Enterprise Vault event collection

So, there’s no management pack from Symantec Enterprise Vault for Opsmgr 2007. But our E-vault administrator likes to have the events from the E-vault eventlog called ‘Enterprise Vault’ as an Event View in his Opsmgr Console.

Easy peasy I thought, I just create a new Event Collection rule, pick ‘Enterprise Vault’ as my datasource, and target Windows 2003 Server for the rule, disable it by default and use an override to apply it to my evault computer group.
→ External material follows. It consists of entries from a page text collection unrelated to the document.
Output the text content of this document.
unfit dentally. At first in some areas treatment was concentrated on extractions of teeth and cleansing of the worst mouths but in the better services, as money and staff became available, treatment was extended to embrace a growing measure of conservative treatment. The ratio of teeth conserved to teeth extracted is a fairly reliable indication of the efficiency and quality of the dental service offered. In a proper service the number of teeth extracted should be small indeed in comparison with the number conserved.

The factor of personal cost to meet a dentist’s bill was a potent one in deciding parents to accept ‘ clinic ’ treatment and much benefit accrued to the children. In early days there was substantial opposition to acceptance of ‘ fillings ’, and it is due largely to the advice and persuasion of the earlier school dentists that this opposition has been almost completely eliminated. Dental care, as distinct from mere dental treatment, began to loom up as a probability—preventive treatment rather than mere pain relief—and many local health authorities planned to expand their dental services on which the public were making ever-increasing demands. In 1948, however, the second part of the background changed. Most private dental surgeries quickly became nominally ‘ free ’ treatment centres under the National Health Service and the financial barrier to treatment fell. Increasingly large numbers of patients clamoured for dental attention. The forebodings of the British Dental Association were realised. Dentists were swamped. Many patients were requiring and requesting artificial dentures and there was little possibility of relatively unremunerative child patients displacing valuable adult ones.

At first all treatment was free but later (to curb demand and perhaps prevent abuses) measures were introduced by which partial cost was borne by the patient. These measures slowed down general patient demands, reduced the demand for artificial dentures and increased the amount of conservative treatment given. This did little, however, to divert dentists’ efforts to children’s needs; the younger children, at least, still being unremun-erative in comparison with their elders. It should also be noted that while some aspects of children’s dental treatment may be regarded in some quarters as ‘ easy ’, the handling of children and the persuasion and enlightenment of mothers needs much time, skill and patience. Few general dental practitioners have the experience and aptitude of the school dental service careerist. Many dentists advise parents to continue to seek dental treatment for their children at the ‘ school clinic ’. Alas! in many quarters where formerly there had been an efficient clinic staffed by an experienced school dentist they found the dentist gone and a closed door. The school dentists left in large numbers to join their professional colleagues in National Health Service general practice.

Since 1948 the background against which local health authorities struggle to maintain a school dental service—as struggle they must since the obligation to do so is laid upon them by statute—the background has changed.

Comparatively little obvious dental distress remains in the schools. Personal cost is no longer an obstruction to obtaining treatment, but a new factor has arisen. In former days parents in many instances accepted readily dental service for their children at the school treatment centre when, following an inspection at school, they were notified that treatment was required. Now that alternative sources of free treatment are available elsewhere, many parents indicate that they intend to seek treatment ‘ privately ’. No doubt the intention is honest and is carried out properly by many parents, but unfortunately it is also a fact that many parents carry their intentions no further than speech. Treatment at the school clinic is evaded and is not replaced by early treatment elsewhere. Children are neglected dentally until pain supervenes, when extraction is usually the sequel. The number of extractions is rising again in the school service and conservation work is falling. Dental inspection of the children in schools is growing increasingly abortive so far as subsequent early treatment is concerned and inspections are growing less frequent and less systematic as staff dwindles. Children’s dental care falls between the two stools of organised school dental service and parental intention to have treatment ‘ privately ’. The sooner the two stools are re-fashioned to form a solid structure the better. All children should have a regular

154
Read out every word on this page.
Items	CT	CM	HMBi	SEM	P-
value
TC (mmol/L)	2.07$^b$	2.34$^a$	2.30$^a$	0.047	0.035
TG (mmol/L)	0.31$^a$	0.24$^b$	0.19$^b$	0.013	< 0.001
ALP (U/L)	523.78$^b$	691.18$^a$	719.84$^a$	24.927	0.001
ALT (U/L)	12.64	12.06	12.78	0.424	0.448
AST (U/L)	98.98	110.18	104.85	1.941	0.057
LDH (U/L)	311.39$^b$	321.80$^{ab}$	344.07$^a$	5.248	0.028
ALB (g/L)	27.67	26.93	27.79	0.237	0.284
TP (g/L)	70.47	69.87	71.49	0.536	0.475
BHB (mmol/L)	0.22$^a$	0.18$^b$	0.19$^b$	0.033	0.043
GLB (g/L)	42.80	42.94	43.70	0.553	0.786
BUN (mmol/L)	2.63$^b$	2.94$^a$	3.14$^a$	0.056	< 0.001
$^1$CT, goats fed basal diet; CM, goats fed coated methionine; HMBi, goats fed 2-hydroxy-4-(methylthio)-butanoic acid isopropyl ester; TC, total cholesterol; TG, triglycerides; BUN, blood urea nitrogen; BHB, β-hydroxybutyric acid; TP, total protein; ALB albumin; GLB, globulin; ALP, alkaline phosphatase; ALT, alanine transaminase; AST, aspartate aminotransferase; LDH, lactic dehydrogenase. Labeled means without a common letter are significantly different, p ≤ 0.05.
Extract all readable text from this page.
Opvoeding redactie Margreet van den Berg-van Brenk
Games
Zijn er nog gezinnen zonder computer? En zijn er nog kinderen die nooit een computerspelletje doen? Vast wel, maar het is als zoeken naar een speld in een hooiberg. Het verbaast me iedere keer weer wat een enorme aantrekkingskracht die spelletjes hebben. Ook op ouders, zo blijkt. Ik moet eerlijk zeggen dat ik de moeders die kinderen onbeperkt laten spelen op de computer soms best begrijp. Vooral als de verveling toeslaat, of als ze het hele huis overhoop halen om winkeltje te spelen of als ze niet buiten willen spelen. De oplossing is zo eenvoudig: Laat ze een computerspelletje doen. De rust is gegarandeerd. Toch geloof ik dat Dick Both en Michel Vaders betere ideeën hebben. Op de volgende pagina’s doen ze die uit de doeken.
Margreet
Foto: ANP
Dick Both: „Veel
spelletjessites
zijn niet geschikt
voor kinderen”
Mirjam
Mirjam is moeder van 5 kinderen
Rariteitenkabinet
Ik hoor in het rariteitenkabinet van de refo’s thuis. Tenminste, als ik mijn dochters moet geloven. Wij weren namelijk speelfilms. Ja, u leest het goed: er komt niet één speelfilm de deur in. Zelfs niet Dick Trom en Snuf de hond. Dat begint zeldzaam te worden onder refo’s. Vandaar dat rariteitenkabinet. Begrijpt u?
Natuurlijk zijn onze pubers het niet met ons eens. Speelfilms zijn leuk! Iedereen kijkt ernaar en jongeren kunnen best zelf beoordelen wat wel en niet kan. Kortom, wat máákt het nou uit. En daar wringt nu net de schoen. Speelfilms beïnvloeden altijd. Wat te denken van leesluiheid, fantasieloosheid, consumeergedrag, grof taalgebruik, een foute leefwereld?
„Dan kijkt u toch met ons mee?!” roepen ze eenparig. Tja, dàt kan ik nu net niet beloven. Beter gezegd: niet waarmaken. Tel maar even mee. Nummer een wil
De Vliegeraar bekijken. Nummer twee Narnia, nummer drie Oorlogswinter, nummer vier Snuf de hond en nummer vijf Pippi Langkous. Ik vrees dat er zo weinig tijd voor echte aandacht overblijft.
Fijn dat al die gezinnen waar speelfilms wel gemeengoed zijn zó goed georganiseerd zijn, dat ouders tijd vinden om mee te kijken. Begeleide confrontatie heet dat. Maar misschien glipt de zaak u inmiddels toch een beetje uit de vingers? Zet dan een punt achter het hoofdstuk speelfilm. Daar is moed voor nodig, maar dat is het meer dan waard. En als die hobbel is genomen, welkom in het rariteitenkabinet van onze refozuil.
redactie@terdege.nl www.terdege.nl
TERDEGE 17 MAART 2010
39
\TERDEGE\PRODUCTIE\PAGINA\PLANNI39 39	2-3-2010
But to my suprise I was getting alerts like this:

Alert description: The Windows Event Log Provider was unable to open the Enterprise Vault event log on computer 'xxxx' for reading.
The provider will retry opening the log every 30 seconds.
Most recent error details: The system cannot find the file specified.

Very strange and after a debug session with procmon (thank god for that tool), I found out that the name ‘Enterprise Vault’ had a space behind it in the registry … so it was actually ‘Enterprise Vault ‘, and the Event Log picker in Opsmgr didn’t care for that extra space at the end. Ofcourse E-vault is also to blame for adding that extra space (nice QA)

So we had to go into the registry editor (HKLM\System\CurrentControlSet\Services\EventLog) and remove that space. And all was well again in the universe .. for now.